Example Infrastructure Design:
- HP DL585 G7 Cluster (3 Hosts in the Cluster)
- Management and Vmotion is on a unique designated VLAN
- VSphere 5.1 Update 1 (Build 1117900)
- Dell Mem 1.1.2 Installed
- Equallogic PS5000 units in a pool
- ISCSI traffic is on a separate VLAN from VSphere management
- No Spanning-tree enabled, flow control enabled, Jumbo Frames enabled
- Network Infrstructure
- A pair Cisco Nexus 2248’s connected to a pair of Cisco Nexus 5000’s
One specific issue we seem to be experiencing is an ongoing multi-pathing related error in our vshere event logs. An example is below:
We were seeing these events several times every 5 minutes and then it would return to it’s natural state. An example is below:
Notice the time difference of approximately 1 second.

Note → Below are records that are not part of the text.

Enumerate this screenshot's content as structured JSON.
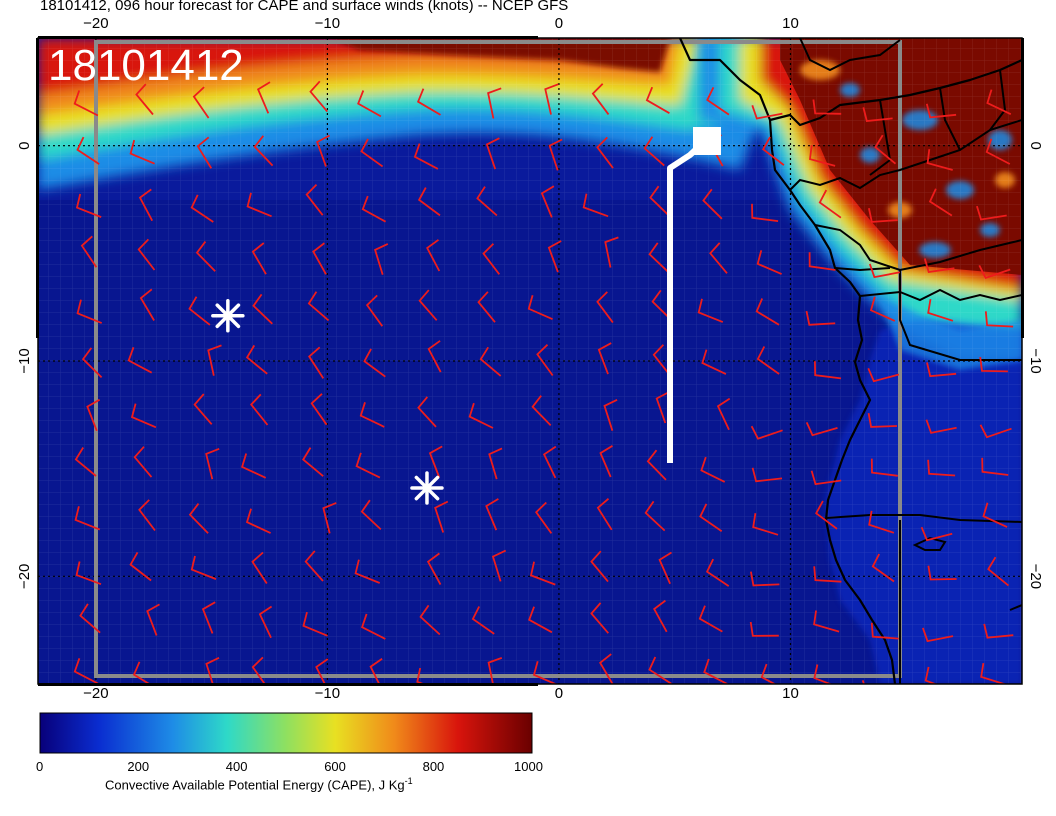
{
  "title": "18101412, 096 hour forecast for CAPE and surface winds (knots) -- NCEP GFS",
  "stamp": "18101412",
  "axes": {
    "lon_range": [
      -22.5,
      20
    ],
    "lat_range": [
      -25,
      5
    ],
    "x_ticks": [
      {
        "value": -20,
        "label": "−20"
      },
      {
        "value": -10,
        "label": "−10"
      },
      {
        "value": 0,
        "label": "0"
      },
      {
        "value": 10,
        "label": "10"
      }
    ],
    "y_ticks": [
      {
        "value": 0,
        "label": "0"
      },
      {
        "value": -10,
        "label": "−10"
      },
      {
        "value": -20,
        "label": "−20"
      }
    ]
  },
  "colorbar": {
    "ticks": [
      "0",
      "200",
      "400",
      "600",
      "800",
      "1000"
    ],
    "label": "Convective Available Potential Energy (CAPE), J Kg",
    "label_sup": "-1",
    "colors": [
      "#08007a",
      "#0a2dd0",
      "#1e8ce6",
      "#2ed9c8",
      "#8fe060",
      "#e8e022",
      "#f08a1a",
      "#d8140c",
      "#6a0000"
    ]
  },
  "colors": {
    "ocean": "#0a1a9c",
    "land_cape": "#7a0a00",
    "barb": "#ee1c1c",
    "coast": "#000000",
    "grid": "#000000",
    "track": "#ffffff"
  },
  "markers": [
    {
      "name": "asterisk-marker",
      "lon": -14.3,
      "lat": -7.9
    },
    {
      "name": "asterisk-marker",
      "lon": -5.7,
      "lat": -15.9
    }
  ],
  "track": {
    "points": [
      [
        5,
        -15
      ],
      [
        5,
        -1
      ],
      [
        6,
        0
      ],
      [
        6.8,
        0.3
      ]
    ]
  }
}
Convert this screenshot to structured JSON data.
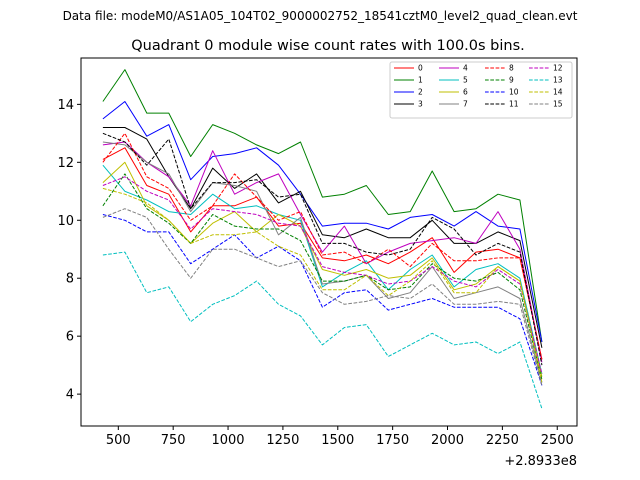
{
  "suptitle": "Data file: modeM0/AS1A05_104T02_9000002752_18541cztM0_level2_quad_clean.evt",
  "chart_data": {
    "type": "line",
    "title": "Quadrant 0 module wise count rates with 100.0s bins.",
    "xlabel": "",
    "ylabel": "",
    "offset_text": "+2.8933e8",
    "xlim": [
      330,
      2590
    ],
    "ylim": [
      2.9,
      15.6
    ],
    "xticks": [
      500,
      750,
      1000,
      1250,
      1500,
      1750,
      2000,
      2250,
      2500
    ],
    "yticks": [
      4,
      6,
      8,
      10,
      12,
      14
    ],
    "legend_position": "top-right",
    "x": [
      430,
      530,
      630,
      730,
      830,
      930,
      1030,
      1130,
      1230,
      1330,
      1430,
      1530,
      1630,
      1730,
      1830,
      1930,
      2030,
      2130,
      2230,
      2330,
      2430
    ],
    "series": [
      {
        "name": "0",
        "color": "#ff0000",
        "dash": "solid",
        "values": [
          12.1,
          12.5,
          11.2,
          10.9,
          9.6,
          10.5,
          10.5,
          10.8,
          9.8,
          9.9,
          8.7,
          8.6,
          8.8,
          8.5,
          8.9,
          9.4,
          8.2,
          8.9,
          9.0,
          8.7,
          5.2
        ]
      },
      {
        "name": "1",
        "color": "#008000",
        "dash": "solid",
        "values": [
          14.1,
          15.2,
          13.7,
          13.7,
          12.2,
          13.3,
          13.0,
          12.6,
          12.3,
          12.7,
          10.8,
          10.9,
          11.2,
          10.2,
          10.3,
          11.7,
          10.3,
          10.4,
          10.9,
          10.7,
          5.8
        ]
      },
      {
        "name": "2",
        "color": "#0000ff",
        "dash": "solid",
        "values": [
          13.5,
          14.1,
          12.9,
          13.3,
          11.4,
          12.2,
          12.3,
          12.5,
          11.9,
          10.9,
          9.8,
          9.9,
          9.9,
          9.7,
          10.1,
          10.2,
          9.8,
          10.3,
          9.8,
          9.7,
          5.8
        ]
      },
      {
        "name": "3",
        "color": "#000000",
        "dash": "solid",
        "values": [
          13.2,
          13.2,
          12.8,
          11.5,
          10.4,
          11.8,
          11.1,
          11.6,
          10.6,
          11.0,
          9.5,
          9.4,
          9.7,
          9.4,
          9.4,
          10.0,
          9.2,
          9.2,
          9.6,
          9.3,
          5.6
        ]
      },
      {
        "name": "4",
        "color": "#bf00bf",
        "dash": "solid",
        "values": [
          12.6,
          12.7,
          12.0,
          11.5,
          10.5,
          12.4,
          10.9,
          11.3,
          11.6,
          10.2,
          8.9,
          9.8,
          8.5,
          8.9,
          9.2,
          9.3,
          9.4,
          9.2,
          10.3,
          9.0,
          5.1
        ]
      },
      {
        "name": "5",
        "color": "#00bfbf",
        "dash": "solid",
        "values": [
          11.9,
          11.0,
          10.7,
          10.3,
          10.2,
          10.9,
          10.4,
          10.5,
          10.2,
          10.0,
          7.7,
          8.2,
          8.6,
          7.6,
          8.3,
          8.8,
          7.7,
          8.3,
          8.5,
          8.0,
          4.7
        ]
      },
      {
        "name": "6",
        "color": "#bfbf00",
        "dash": "solid",
        "values": [
          11.3,
          12.0,
          10.5,
          10.0,
          9.2,
          9.9,
          10.3,
          9.6,
          10.2,
          9.8,
          8.3,
          8.1,
          8.3,
          8.0,
          8.1,
          8.7,
          7.6,
          7.8,
          8.4,
          7.9,
          4.6
        ]
      },
      {
        "name": "7",
        "color": "#808080",
        "dash": "solid",
        "values": [
          12.7,
          12.6,
          12.0,
          11.6,
          10.3,
          11.3,
          11.2,
          11.0,
          9.5,
          10.1,
          7.8,
          7.9,
          8.1,
          7.3,
          7.5,
          8.4,
          7.3,
          7.5,
          7.7,
          7.3,
          4.4
        ]
      },
      {
        "name": "8",
        "color": "#ff0000",
        "dash": "dash",
        "values": [
          12.0,
          13.0,
          11.5,
          11.1,
          10.0,
          10.5,
          11.6,
          10.8,
          10.0,
          10.3,
          8.8,
          8.9,
          8.5,
          9.0,
          8.4,
          9.2,
          8.6,
          8.6,
          8.7,
          8.7,
          5.2
        ]
      },
      {
        "name": "9",
        "color": "#008000",
        "dash": "dash",
        "values": [
          10.5,
          11.6,
          10.4,
          9.9,
          9.2,
          10.2,
          9.8,
          9.7,
          9.7,
          9.3,
          7.9,
          7.9,
          8.1,
          7.6,
          7.7,
          8.5,
          8.0,
          7.9,
          8.2,
          7.6,
          4.5
        ]
      },
      {
        "name": "10",
        "color": "#0000ff",
        "dash": "dash",
        "values": [
          10.2,
          10.0,
          9.6,
          9.6,
          8.5,
          9.0,
          9.5,
          8.7,
          9.1,
          8.6,
          7.0,
          7.5,
          7.6,
          6.9,
          7.1,
          7.3,
          7.0,
          7.0,
          7.0,
          6.6,
          4.3
        ]
      },
      {
        "name": "11",
        "color": "#000000",
        "dash": "dash",
        "values": [
          13.0,
          12.7,
          11.9,
          12.8,
          10.4,
          11.3,
          11.3,
          11.4,
          10.8,
          10.9,
          9.2,
          9.2,
          8.9,
          8.8,
          9.0,
          10.1,
          9.7,
          8.8,
          9.2,
          8.9,
          5.0
        ]
      },
      {
        "name": "12",
        "color": "#bf00bf",
        "dash": "dash",
        "values": [
          11.2,
          11.5,
          11.0,
          10.7,
          9.7,
          10.4,
          10.3,
          10.2,
          9.9,
          9.8,
          8.4,
          8.2,
          8.1,
          7.8,
          7.9,
          8.4,
          7.9,
          7.7,
          8.3,
          7.8,
          4.7
        ]
      },
      {
        "name": "13",
        "color": "#00bfbf",
        "dash": "dash",
        "values": [
          8.8,
          8.9,
          7.5,
          7.7,
          6.5,
          7.1,
          7.4,
          7.9,
          7.1,
          6.7,
          5.7,
          6.3,
          6.4,
          5.3,
          5.7,
          6.1,
          5.7,
          5.8,
          5.4,
          5.8,
          3.5
        ]
      },
      {
        "name": "14",
        "color": "#bfbf00",
        "dash": "dash",
        "values": [
          11.1,
          10.9,
          10.6,
          10.0,
          9.2,
          9.5,
          9.5,
          9.6,
          9.1,
          8.8,
          7.6,
          7.6,
          8.1,
          7.4,
          7.9,
          8.6,
          7.5,
          7.5,
          8.4,
          7.9,
          4.4
        ]
      },
      {
        "name": "15",
        "color": "#808080",
        "dash": "dash",
        "values": [
          10.1,
          10.4,
          10.1,
          9.0,
          8.0,
          9.0,
          9.0,
          8.7,
          8.4,
          8.6,
          7.5,
          7.1,
          7.2,
          7.4,
          7.3,
          7.8,
          7.1,
          7.1,
          7.2,
          7.1,
          4.3
        ]
      }
    ]
  }
}
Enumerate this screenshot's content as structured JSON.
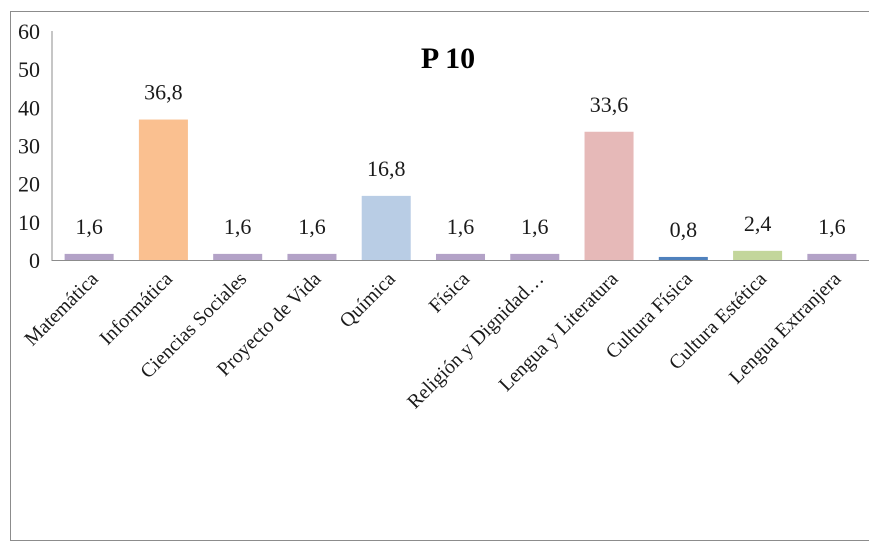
{
  "chart_data": {
    "type": "bar",
    "title": "P 10",
    "xlabel": "",
    "ylabel": "",
    "ylim": [
      0,
      60
    ],
    "yticks": [
      "0",
      "10",
      "20",
      "30",
      "40",
      "50",
      "60"
    ],
    "grid": false,
    "legend": "none",
    "categories": [
      "Matemática",
      "Informática",
      "Ciencias Sociales",
      "Proyecto de Vida",
      "Química",
      "Física",
      "Religión y Dignidad…",
      "Lengua y Literatura",
      "Cultura Física",
      "Cultura Estética",
      "Lengua Extranjera"
    ],
    "values": [
      1.6,
      36.8,
      1.6,
      1.6,
      16.8,
      1.6,
      1.6,
      33.6,
      0.8,
      2.4,
      1.6
    ],
    "value_labels": [
      "1,6",
      "36,8",
      "1,6",
      "1,6",
      "16,8",
      "1,6",
      "1,6",
      "33,6",
      "0,8",
      "2,4",
      "1,6"
    ],
    "colors": [
      "#b3a2c7",
      "#fac090",
      "#b3a2c7",
      "#b3a2c7",
      "#b9cde5",
      "#b3a2c7",
      "#b3a2c7",
      "#e6b9b8",
      "#4f81bd",
      "#c3d69b",
      "#b3a2c7"
    ]
  }
}
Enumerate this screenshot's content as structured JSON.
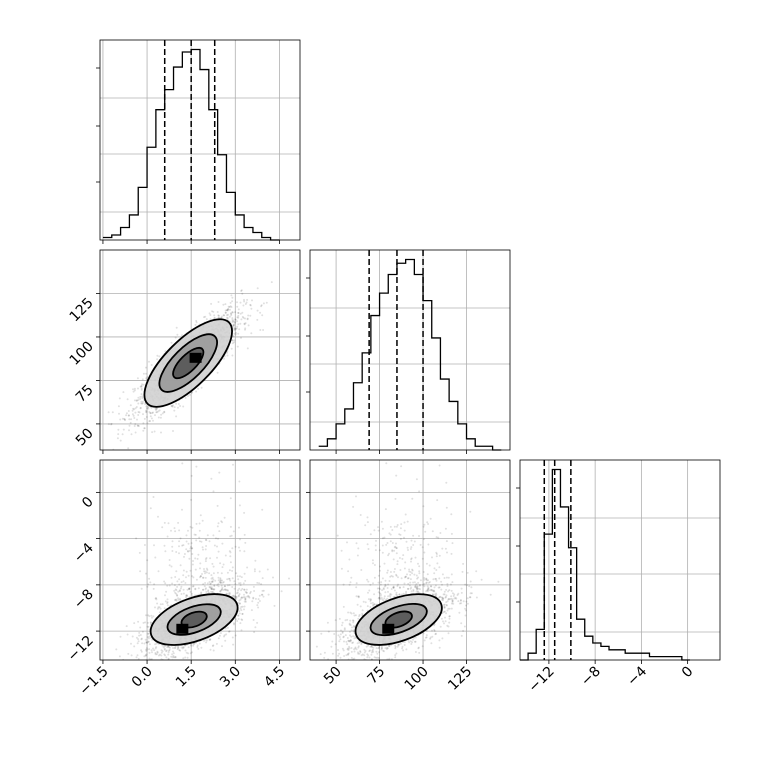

What you will see in the equallogic event logs will look similar to the following.
iqn.2001-05.com.equallogic:0-8a0906-0b273f402-e2f00171e7b516be-vol-development01-1g' from initiator '172.17.1.54:55272, iqn.1998-01.com.vmware:esx4' was closed. | Logout request was received from the initiator.
iqn.2001-05.com.equallogic:0-8a0906-0b273f402-e2f00171e7b516be-vol-development01-1g' from initiator '172.17.1.54:58958, iqn.1998-01.com.vmware:esx4' successful, using Jumbo Frame length.
After working with Dell, a level two came up with the following solution that has solved the issue for us.
Disable LRO in ESX v4/v5 Note:
After upgrading the ESXi host to 4.1 or 5.x and upgrading VMs to VMwareTools to 4.1 or 5.x, you may experience slow TCP performance on VMs running on the 4.1 or 5.x ESXi host. You can address this situation by disabling Large Receive Offload (LRO) on the ESXi host.
To disable LRO, follow this procedure:
- Log into the ESXi host or its vCenter with vSphere Client.
- Select the host > Configuration > Software:Advanced Settings.
- Select Net and scroll down slightly more than half way.
- Set the following parameters from 1 to 0:
Reboot the ESXi host to activate these changes.
Within VMware, the following command will query the current LRO value.
- esxcfg-advcfg -g /Net/TcpipDefLROEnabled
To set the LRO value to zero (disabled):
- esxcfg-advcfg -s 0 /Net/TcpipDefLROEnabled
A server reboot is required.
Your guest VMs should now have normal TCP networking performance.
As evident on both sides, something is triggering an event that is causing the software ISCSI initiator to logout of the volume but then immediately reconnect. There seems to be some disconnect between the Dell Mem Module and what VSphere is trying to do.